OPN KERALA FLOOD
File photo: People being rescued from flood-affected regions following heavy monsoon rainfall. Image Credit: PTI

Thiruvananthapuram: For those who are in love with the rain and like to get drenched against the backdrop of stunning greenery, an ideal location would be Kerala in June and July. Not this year, though.

Monsoons normally hit the Kerala coast on the first day of June, the day that schools traditionally open for a new academic year, and continue for over two months.

This year, it arrived over a week late, making its much-awaited appearance only on June 8, and has more or less disappeared since. Temperatures are anywhere between 32 and 35 degrees Celsius by noon and despite dark clouds hovering above, they have not released any torrents.

According to the meteorological department, the state received only 35.5cm of rain this June, compared to the long-term average of nearly 55cm, or a deficit as big as over 33 per cent.

The situation has led to worries all around including for farmers, the government and the tourism sector, not to mention households that are hoping that their wells will get filled during the rest of what remains of the monsoon season.

The Kerala State Electricity Board has warned that there is only 11 per cent water remaining in the major reservoirs and that if the rain shortage continues, it will have to resort to power cuts, something unthinkable during a normal year in a monsoon month.

Farmers who have been hit hard by declining commodity prices are now facing another crisis as water shortage hits their standing crops. Rubber planters were recently enthused by prices inching up and therefore invested in rain-guarding for their trees for tapping them during monsoon months, but now find that all the expense incurred seems to have been unnecessary.

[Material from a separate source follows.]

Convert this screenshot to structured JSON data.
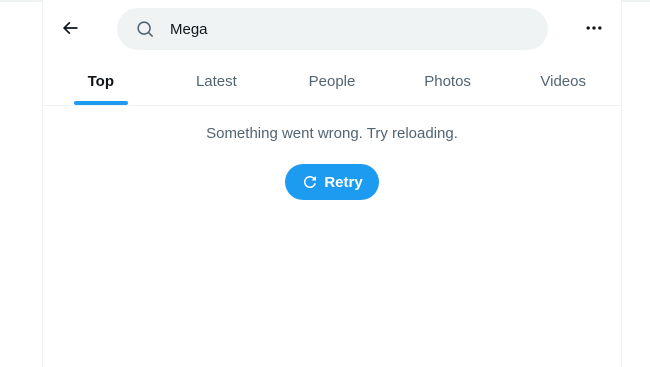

The tourism sector, which gets a boost during monsoon months when rain lovers descend on the state, is also disappointed. Tomy Pulickattil, managing director of leading houseboat operators Pulickattil Houseboats, said: “Monsoon tourism has been more or less wiped out this year. The houseboat sector did well during the summer vacations and we were expecting the monsoons to keep up the momentum. But that has not happened.”

The rain deficiency in Kerala, however, diminishes in the intensity of pain inflicted on the common man compared to the water shortage in neighbouring Tamil Nadu state, particularly its capital city, Chennai. But that is no consolation for Kerala which is battling its own monsoon deficiency.